Doktor vurgulamak için duraklayarak Jiheon’a döndü ve her zamanki gibi ciddi bir tonda konuştu.
“Onsuz öleceğinizi kesinlikle hissetmediğiniz sürece hiçbir şey yemeyin.”
“……Evet, efendim. Onlara dokunmayacağım.”
Jiheon sözlerini pişmanlıkla süsleyerek cevap verdi.
Jiheon’un kararlılığını onaylayan doktor, yanında oturan Jaekyung’a döndü.
“Hamilelik sırasında beslenme düzenini yönetmek iki hatta üç kat daha zordur. Ailenin desteğine kesinlikle ihtiyaç vardır. Gözlemlediğim kadarıyla, Bay Kwon Jaekyung tatlılara oldukça düşkün görünüyor, o kadar ki bir oturuşta bütün bir pastayı bile yiyebilir? Lütfen şimdilik uzak durun. Bay Jung Jiheon karnındaki bebek yüzünden istediğini bile yiyemiyor; kocasını önünde kek yerken görse ne kadar acı çekeceğini bir düşünün. İlla yiyecekseniz, dışarıda gizlice yiyin. Aslında, hayır, dışarıda bile yemeyin. Sen de acıyı paylaşmak zorundasınız, değil mi?”
Jaekyung’un kaşları derin bir şekilde çatıldı, kendisine görünmez bir insanmış gibi davranan ama sadece böyle zamanlarda ona bakan doktordan rahatsız olmuş gibiydi. Sessiz kaldı, sadece başını eğdi ve cep telefonuyla oynadı.
Kısa bir süre sonra Jiheon bir kısa mesaj aldı.
[Budoktordanhoşlanmadım]
Jiheon görmemiş gibi yaptı ve cep telefonunu takım elbisesinin cebine koydu ama doktor devam etti:
“Bence şimdi egzersize başlamak iyi bir fikir olacaktır. Yürüyüş ve yüzme gibi aerobik aktiviteler mükemmel seçeneklerdir. Oh, yüzebilirsiniz. Bence hamile insanlar için en iyi egzersiz yüzmektir. Zaten bu konuda iyi olduğunuz için öğrenmenize gerek yok. Bu daha da iyi. Sadece yüzmeye gidin.”
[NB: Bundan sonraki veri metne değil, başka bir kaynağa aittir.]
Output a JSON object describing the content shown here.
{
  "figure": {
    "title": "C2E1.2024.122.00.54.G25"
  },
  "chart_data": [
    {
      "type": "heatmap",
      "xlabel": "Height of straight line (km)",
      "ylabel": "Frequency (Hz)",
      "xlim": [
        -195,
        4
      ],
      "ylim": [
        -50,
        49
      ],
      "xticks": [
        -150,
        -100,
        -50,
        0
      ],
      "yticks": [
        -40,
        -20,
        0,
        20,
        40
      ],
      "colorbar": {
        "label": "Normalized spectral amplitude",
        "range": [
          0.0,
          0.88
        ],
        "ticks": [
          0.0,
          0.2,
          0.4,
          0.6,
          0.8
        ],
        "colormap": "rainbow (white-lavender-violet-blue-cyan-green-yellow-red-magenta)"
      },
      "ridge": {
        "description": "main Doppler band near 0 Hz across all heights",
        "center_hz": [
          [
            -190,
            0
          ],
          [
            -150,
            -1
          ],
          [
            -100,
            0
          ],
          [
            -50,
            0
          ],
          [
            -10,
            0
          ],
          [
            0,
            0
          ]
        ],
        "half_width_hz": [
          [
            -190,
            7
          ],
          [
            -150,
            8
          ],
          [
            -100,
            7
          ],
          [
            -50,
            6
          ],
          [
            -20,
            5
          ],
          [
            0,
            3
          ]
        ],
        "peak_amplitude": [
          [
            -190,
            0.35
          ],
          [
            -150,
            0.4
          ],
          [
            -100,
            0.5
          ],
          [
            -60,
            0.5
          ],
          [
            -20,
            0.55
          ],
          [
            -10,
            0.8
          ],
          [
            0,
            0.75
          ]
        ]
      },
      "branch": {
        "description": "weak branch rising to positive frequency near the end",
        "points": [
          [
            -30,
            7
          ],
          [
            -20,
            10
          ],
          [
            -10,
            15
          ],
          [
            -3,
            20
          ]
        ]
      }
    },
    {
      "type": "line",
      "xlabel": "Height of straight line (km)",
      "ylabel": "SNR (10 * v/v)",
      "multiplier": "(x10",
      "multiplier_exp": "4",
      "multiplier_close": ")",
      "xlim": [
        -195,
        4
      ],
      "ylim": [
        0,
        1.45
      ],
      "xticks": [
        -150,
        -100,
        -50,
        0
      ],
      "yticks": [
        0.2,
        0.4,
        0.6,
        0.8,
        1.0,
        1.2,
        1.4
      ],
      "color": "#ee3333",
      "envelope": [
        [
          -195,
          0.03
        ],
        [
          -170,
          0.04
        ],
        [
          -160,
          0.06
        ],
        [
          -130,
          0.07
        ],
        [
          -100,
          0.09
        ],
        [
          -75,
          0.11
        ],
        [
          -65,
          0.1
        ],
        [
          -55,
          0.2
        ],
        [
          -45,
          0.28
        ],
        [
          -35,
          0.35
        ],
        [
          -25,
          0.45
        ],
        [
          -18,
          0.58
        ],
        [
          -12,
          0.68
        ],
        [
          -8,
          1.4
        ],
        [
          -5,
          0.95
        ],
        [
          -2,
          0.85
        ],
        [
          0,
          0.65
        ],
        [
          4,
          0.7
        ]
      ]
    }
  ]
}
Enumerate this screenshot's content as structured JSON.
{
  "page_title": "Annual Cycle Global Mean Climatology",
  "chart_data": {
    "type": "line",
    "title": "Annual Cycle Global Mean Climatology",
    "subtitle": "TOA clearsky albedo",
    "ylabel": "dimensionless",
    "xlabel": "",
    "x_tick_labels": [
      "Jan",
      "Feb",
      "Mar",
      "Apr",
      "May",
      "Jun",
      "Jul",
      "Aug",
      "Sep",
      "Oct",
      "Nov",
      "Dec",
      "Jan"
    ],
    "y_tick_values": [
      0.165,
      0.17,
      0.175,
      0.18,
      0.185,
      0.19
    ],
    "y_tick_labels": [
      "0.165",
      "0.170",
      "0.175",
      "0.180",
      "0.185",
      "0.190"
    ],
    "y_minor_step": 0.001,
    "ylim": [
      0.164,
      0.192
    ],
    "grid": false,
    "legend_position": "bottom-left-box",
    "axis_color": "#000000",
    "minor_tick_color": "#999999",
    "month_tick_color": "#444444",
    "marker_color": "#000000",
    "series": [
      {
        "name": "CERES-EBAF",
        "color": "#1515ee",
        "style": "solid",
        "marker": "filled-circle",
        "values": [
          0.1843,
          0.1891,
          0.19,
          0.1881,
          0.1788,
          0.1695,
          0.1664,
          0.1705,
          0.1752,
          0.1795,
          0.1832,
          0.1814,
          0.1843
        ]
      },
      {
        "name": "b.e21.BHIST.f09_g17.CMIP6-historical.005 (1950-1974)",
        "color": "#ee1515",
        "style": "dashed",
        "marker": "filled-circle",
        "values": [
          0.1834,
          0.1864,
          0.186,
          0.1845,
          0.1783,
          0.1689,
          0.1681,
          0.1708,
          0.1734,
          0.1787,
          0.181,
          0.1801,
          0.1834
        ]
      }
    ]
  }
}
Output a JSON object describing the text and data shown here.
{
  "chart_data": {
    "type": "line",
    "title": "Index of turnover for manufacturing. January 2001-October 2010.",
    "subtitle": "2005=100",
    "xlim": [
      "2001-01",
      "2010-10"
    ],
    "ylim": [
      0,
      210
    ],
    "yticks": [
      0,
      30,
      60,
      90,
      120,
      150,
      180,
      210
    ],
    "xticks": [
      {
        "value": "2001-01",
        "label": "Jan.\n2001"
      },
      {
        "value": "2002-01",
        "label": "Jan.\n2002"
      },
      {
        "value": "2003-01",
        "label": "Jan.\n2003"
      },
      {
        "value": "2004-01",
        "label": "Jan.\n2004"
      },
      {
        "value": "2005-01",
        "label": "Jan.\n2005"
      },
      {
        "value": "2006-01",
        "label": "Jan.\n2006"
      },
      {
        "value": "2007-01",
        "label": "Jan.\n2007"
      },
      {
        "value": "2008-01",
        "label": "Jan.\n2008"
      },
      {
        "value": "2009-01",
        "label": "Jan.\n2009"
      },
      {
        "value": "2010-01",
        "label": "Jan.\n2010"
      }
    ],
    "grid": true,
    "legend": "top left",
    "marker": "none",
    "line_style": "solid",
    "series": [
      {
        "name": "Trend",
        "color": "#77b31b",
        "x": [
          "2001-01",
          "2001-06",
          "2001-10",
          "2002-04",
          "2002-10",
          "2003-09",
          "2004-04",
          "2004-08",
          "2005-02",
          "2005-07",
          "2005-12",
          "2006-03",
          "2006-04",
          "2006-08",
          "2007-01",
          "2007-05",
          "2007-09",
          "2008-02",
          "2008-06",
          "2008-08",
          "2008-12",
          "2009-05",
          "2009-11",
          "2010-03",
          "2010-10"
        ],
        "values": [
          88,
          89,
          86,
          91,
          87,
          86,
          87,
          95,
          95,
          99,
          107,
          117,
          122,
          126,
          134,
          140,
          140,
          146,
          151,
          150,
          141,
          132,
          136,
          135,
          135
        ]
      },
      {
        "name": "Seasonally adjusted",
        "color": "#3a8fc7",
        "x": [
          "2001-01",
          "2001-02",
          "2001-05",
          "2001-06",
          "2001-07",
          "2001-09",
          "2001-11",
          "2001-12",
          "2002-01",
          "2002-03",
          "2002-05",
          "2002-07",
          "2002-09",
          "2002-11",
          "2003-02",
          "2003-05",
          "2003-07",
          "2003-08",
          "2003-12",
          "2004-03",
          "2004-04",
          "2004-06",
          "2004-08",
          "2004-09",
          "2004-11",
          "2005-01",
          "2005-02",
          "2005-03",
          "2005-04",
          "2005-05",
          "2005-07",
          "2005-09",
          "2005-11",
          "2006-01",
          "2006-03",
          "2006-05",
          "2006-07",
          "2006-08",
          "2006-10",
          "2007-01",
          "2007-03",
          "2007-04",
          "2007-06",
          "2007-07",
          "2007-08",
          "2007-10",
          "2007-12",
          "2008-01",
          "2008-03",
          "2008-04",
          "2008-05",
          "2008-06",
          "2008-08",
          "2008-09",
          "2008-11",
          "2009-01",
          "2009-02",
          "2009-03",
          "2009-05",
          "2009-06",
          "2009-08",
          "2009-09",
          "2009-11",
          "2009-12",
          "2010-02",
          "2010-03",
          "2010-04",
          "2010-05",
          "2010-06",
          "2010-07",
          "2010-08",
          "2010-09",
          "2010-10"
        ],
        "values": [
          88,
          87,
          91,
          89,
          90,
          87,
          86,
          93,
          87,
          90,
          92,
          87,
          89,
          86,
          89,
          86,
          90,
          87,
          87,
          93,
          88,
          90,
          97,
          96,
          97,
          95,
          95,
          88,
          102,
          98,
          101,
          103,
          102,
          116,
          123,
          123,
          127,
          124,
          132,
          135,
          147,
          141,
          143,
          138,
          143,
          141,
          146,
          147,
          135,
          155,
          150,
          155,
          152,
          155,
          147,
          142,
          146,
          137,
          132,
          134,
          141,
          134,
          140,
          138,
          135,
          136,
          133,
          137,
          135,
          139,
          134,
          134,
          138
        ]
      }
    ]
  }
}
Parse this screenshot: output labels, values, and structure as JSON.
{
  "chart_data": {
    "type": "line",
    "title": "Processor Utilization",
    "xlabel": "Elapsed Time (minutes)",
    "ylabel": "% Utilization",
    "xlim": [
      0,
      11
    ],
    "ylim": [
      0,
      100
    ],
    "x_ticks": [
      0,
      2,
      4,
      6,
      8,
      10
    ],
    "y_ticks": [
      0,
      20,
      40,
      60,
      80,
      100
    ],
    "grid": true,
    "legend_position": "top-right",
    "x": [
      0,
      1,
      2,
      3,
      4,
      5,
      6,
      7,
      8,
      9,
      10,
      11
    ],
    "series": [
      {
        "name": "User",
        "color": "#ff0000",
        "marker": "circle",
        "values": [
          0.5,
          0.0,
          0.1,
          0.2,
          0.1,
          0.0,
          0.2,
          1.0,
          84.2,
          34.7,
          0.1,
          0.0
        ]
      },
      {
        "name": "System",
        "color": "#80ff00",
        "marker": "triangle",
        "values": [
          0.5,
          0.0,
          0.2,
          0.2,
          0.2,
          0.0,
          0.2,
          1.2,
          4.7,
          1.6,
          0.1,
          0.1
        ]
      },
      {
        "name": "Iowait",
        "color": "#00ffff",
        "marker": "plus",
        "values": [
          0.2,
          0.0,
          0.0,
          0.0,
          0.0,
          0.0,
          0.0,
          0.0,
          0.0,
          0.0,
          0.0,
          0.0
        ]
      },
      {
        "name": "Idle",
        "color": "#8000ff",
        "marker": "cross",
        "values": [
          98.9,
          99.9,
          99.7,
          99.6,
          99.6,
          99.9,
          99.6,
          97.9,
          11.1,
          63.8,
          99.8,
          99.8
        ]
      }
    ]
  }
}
Jaekyung doktorun tekrarlayan vurgularına bakıyordu ve ardından hızla Jiheon’a tekrar bir mesaj gönderdi.
[Fikrimideğiştim]
Jaekyung’un kendisi hakkındaki değerlendirmesinin her geçen dakika değiştiğinden habersiz olan doktor ayağa kalktı ve anons etti:
“Pekâlâ, ultrasona geçelim mi?”
Ultrason odası tedavi alanının hemen yanındaydı. Önce Jiheon ve Jaekyung, ardından da doktor içeri girdi. Sondayı Jiheon’un karnının üzerinde nazikçe gezdiren doktor, monitördeki fetüsün görüntüsüne hayretle baktı.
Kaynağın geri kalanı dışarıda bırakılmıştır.